Wellington's wishes were not immediately complied with, and when the French began marching towards Lisbon on 15 September Lightburne was still with his brigade, commanding it during the British retreat. Lightburne was subsequently present at the Battle of Busaco on 27 September, but his brigade did not participate in much of the combat. It briefly encountered and was engaged by some French skirmishers, but otherwise spent the battle at order arms. After the battle rumours spread through Wellington's army that Lightburne had been drunk at Busaco, and Picton had refused to allow him to take his men into battle. Unlike other senior officers at the battle, Lightburne never received the Army Gold Medal for it.

Soon after Busaco Wellington received a reply from Torrens, confirming that Lightburne would be removed from the Iberian Peninsula:

...I have known his Character for several years, not only from report but from my own personal Experience of his unworthiness, I cannot but rejoice that you are relieved of such a burden!

Torrens went on to explain that General Sir David Dundas, the Commander-in-Chief of the Forces, was going to explain the situation to Lightburne. Dundas was to tell him that he would never be recommended for promotion or employment again, and suggest that he retire from the army entirely. The particular motive for Lightburne's punishment was never explicitly mentioned, however Wellington wrote again to Torrens on 4 October, by which time Picton as well had started to request Lightburne's removal, elucidating that:

...he has been guilty of many little improprieties which render him a discreditable person with the army...I should prefer avoiding to employ him and give no reason...

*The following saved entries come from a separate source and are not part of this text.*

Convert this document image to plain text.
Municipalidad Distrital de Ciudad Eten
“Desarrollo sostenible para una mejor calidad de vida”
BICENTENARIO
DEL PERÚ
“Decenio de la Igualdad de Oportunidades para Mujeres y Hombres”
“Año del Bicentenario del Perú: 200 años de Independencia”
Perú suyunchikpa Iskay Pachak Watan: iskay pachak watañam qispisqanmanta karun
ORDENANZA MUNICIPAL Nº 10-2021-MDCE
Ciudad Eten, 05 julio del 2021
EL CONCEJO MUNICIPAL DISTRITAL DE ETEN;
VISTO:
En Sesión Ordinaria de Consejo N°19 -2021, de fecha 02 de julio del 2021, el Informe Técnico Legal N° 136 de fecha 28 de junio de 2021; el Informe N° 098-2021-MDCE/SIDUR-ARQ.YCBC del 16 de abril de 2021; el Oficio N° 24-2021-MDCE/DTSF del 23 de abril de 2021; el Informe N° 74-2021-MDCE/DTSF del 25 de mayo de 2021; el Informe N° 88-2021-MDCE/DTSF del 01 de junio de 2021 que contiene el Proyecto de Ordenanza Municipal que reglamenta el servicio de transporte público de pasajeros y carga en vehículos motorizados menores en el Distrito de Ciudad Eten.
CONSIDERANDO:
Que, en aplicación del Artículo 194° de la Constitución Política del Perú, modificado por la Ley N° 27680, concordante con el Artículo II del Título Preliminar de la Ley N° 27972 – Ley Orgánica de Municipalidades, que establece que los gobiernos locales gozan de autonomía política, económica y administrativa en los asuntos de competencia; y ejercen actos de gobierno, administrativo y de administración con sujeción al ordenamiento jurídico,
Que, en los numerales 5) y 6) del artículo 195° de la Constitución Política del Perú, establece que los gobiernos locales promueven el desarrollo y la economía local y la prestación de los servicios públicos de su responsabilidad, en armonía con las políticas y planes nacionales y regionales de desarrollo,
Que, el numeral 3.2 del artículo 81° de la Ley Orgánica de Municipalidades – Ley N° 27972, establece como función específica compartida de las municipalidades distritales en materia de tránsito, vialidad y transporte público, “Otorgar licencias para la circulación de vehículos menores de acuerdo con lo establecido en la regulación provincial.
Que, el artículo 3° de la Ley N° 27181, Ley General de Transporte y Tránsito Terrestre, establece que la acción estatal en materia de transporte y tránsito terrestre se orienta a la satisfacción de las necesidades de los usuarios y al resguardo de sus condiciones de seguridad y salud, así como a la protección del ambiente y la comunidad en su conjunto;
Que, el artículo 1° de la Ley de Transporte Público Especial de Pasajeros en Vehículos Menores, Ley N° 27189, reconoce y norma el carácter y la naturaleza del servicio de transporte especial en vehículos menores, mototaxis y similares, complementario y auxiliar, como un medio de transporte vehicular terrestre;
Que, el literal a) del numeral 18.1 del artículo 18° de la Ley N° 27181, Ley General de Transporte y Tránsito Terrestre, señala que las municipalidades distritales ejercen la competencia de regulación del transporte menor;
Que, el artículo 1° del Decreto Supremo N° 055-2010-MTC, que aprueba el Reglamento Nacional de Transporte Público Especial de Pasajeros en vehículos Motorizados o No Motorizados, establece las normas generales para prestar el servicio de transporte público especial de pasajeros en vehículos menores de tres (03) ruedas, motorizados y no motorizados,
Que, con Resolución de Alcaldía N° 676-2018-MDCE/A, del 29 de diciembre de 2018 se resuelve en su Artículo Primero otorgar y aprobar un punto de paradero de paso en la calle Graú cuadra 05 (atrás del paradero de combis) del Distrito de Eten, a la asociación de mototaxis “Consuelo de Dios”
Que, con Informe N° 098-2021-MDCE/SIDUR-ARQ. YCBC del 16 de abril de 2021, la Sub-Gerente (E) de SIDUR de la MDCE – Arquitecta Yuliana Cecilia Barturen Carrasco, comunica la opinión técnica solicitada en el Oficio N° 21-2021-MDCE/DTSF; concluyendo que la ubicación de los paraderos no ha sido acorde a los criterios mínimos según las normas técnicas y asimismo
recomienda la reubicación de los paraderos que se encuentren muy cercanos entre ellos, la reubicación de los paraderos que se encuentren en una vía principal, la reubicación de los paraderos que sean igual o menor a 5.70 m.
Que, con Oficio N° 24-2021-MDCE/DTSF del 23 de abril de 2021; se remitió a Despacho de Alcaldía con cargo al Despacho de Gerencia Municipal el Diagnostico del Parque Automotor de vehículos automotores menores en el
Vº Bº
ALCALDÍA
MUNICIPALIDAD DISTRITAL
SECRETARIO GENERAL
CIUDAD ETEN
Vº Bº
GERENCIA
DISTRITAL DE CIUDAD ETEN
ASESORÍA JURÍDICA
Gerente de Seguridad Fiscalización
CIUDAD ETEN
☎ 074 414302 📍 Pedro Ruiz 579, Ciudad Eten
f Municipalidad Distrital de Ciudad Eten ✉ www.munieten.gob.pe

The military historians Ron McGuigan and Robert Burnham suggest that the reason for Lightburne's dismissal may have been alcoholism, as he had demonstrated at Busaco. The historian Michael Glover notes that Wellington was "scrupulously fair" with his generals, and would not push for the removal of poor but well-intentioned officers. Glover compares this mindset with Wellington's vehement demand for Lightburne's dismissal, calling him a rogue rather than just an incompetent. Lightburne was officially relieved of command of his brigade on 6 October and sent back to England via Lisbon. He was replaced by Brigadier-General James Dunlop of Dunlop. His dismissal was kept quiet outside of the army, and he was promoted to lieutenant-general by seniority on 4 June 1813, but never given another command. He died in London on 27 September 1827. As Lightburne never did resign from the army, McGuigan and Burnham suggest that if he had lived longer he would have eventually been promoted to general despite his lack of employment.